The Florida Supreme Court’s McCall decision provides a law casebook example of the judiciary stepping outside its role as an arbiter of individual disputes and intruding into the policymaking role of the legislative and executive branches of government. While, technically, the court’s decision only invalidated the law when applied in wrongful death cases involving multiple claimants, Florida courts will likely cite its reasoning to find the law inapplicable in any medical negligence case As a result, Florida could see a resurgence of the problems that plagued its healthcare system more than a decade ago.

THE NEXT BIG TEST

The next issue likely to come before the Florida Supreme Court that will have a significant effect on the state’s litigation environment is the legislature’s adoption of a strengthened standard for expert testimony.

Florida’s anything-goes standard for admission of purported expert testimony, known as the “Frye/Marsh test,” contributed to the state’s reputation for a poorly balanced civil justice system, as noted in past reports Under this standard, most testimony offered by so-called experts is subject to little or no judicial scrutiny Plaintiffs’ lawyers could mislead jurors with junk science in product liability, medical malpractice and other complex cases.

In 2013, after a seven-year effort, Florida lawmakers adopted the more rigorous approach followed in federal and most state courts known as the Daubert standard. Now Sunshine State judges are taking a more active role in ensuring that the testimony offered by experts is based on sound science and actually enlightens jury deliberations. Although the plaintiffs’ bar and its allies believe that Florida judges cannot handle the “gate-keeping” role in place elsewhere, the judges are routinely using the new standard. As the Third District Court of Appeal found in applying the Daubert approach, “The legislative purpose of the new law is clear: to tighten the rules for admissibility of expert testimony in the courts of this state.”

In most states, controversy over the standard governing admissibility of expert testimony would have ended. But in Florida, whenever a law touches on the workings of the judiciary, the Florida Supreme Court has the final say on whether it will be followed. The court can decide to adopt the law “to the extent it is procedural” or opt not to follow it, essentially vetoing it Historically, in most cases, the Florida Supreme Court has followed the legislature’s lead on rules of evidence After all, rules of evidence, particularly those governing expert testimony, are not technical filing requirements, but may determine the outcome of a case.

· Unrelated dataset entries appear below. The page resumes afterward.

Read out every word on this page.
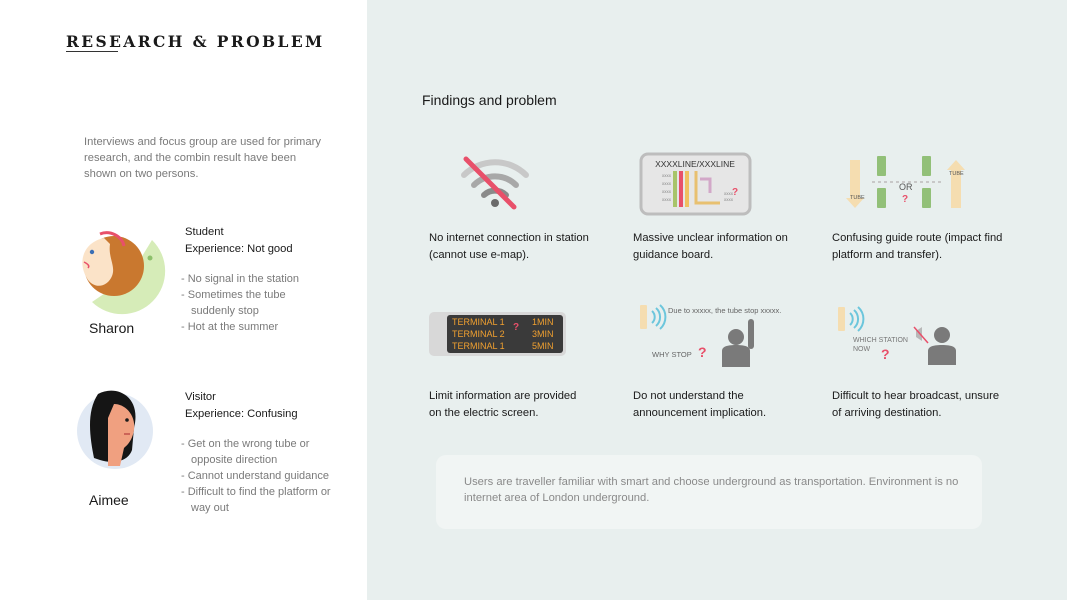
RESEARCH & PROBLEM

Interviews and focus group are used for primary research, and the combin result have been shown on two persons.

Sharon
Student
Experience: Not good
- No signal in the station
- Sometimes the tube suddenly stop
- Hot at the summer
Aimee
Visitor
Experience: Confusing
- Get on the wrong tube or opposite direction
- Cannot understand guidance
- Difficult to find the platform or way out
Findings and problem
No internet connection in station (cannot use e-map).
XXXXLINE/XXXLINE
xxxx
xxxx
xxxx
xxxx
xxxx
xxxx
?
Massive unclear information on guidance board.
TUBE
TUBE
OR
?
Confusing guide route (impact find platform and transfer).
TERMINAL 1	1MIN
TERMINAL 2	3MIN
TERMINAL 1	5MIN
?
Limit information are provided on the electric screen.
Due to xxxxx, the tube stop xxxxx.
WHY STOP ?
Do not understand the announcement implication.
WHICH STATION
NOW ?
Difficult to hear broadcast, unsure of arriving destination.

Users are traveller familiar with smart and choose underground as transportation. Environment is no internet area of London underground.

Soon after the legislature adopted the new standard, the Florida Bar’s Code and Rules of Evidence Committee began to consider whether to recommend that the Florida Supreme Court adopt it as a rule In October 2014, the 41-member committee (with 11 members absent) voted to recommend against the high court adopting the law as a rule of procedure by a two-vote margin. The high court should help restore some faith in Florida’s civil justice system by respecting the policy judgment of lawmakers and warmly embracing the Daubert standard as a means to increasing fairness and predictability, and moving into the 21st-century mainstream on expert testimony.